Libya insisted Wednesday it will put a son of deposed ruler Moammar Gadhafi on trial itself, just as the chief prosecutor of the International Criminal Court flew to Tripoli to look into his case and that of Gadhafi's notorious spy chief.
The Hague-based court is locked in a legal tug-of-war with Libya's ruling National Transitional Council over who should try Seif al-Islam Gadhafi, once considered his father's heir apparent. He was captured last year in Libya after a civil war that toppled the Gadhafi regime.
Libyan spokesman Nasser al-Manei emphasized his government's decision not to hand over Gadhafi's son.
"Procedures are going forward to try all former regime figures, including Seif," al-Manei told reporters.
Questions have been raised about the new government's ability to build a judicial system reliable enough to try a figure like Seif al-Islam Gadhafi. Another key challenge is ending extrajudicial detentions by powerful militias.
The government statement cast a shadow over the visit of the prosecutor, Luis Moreno-Ocampo, who was expected to press the ICC's case for taking over the trial of Gadhafi's son.
Moreno-Ocampo told The Associated Press at Tripoli's airport that he would also follow up on the case of Abdullah al-Senoussi, Gadhafi's spy chief, who is accused of attacking civilians during the uprising, as well as complicity in the 1989 bombing of a French airliner.
He later told Al-Jazeera TV that the Libyan government has to make a case to the international court that it can conduct fair trials for the detainees.
National Transitional Council spokesman Mohammed al-Hareizi told the station the deadline for such an appeal is the end of the month. He did not say if Libya would comply.
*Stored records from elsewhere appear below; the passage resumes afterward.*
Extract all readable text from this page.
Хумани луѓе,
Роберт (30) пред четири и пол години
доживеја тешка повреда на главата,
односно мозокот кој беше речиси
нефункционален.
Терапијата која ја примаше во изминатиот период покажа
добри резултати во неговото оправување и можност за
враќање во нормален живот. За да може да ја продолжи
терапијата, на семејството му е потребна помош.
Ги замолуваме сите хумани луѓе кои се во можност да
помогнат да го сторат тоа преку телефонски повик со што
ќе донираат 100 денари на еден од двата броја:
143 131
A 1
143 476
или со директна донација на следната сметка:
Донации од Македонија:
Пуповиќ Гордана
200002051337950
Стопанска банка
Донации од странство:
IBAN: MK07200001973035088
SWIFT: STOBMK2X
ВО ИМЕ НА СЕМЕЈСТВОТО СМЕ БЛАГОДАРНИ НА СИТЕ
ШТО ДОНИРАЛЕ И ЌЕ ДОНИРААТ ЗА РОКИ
Al-Senoussi was captured last month in Mauritania, where courts are reviewing requests for his extradition from Libya and France as well as the ICC.
Al-Manei said his government is in talks with those countries to bring al-Senoussi to Libya for trial.
Since the end of Libya's civil war with the capture and killing of Gadhafi last October, the new government has struggled to extend its control over the vast desert nation. It has largely failed to rein in the hundreds of militias that fought in the war. They rule much of the country in the absence of an effective central government and military.
Seif al-Islam had been held until now by his captors, ex-rebels from the town of Zintan. For months, the Zintan militia refused to give him up to Tripoli's officials. Al-Manei said he will be soon transferred to Tripoli, declining to give a date.
"The Justice Ministry is working to establish a strong judicial system across Libya ... capable of providing fair trials," he said, noting that a number of new courts have been set up in Misrata and Zawiya for trials of former regime officials.
International observers and organizations can attend, he said.
Moreno-Ocampo said he would also travel to the coastal city of Misrata to investigate allegations of abuse in detention facilities run by militiamen who fought Gadhafi's forces.
Al-Manei said his government is negotiating to take over those facilities from the militias. The government took control of three makeshift prisons with more than 1,000 inmates in Misrata Wednesday, he said.
In February, Amnesty International accused militias of torturing detainees deemed loyal to Gadhafi's regime and driving out residents of entire neighborhoods and towns.
"We want to know how Libya will deal with war crimes, and how are they investigating the crimes," Moreno-Ocampo told the AP. "Right now, we are focusing on the rape crimes. The next investigation will be decided after we see what the government is planning to do."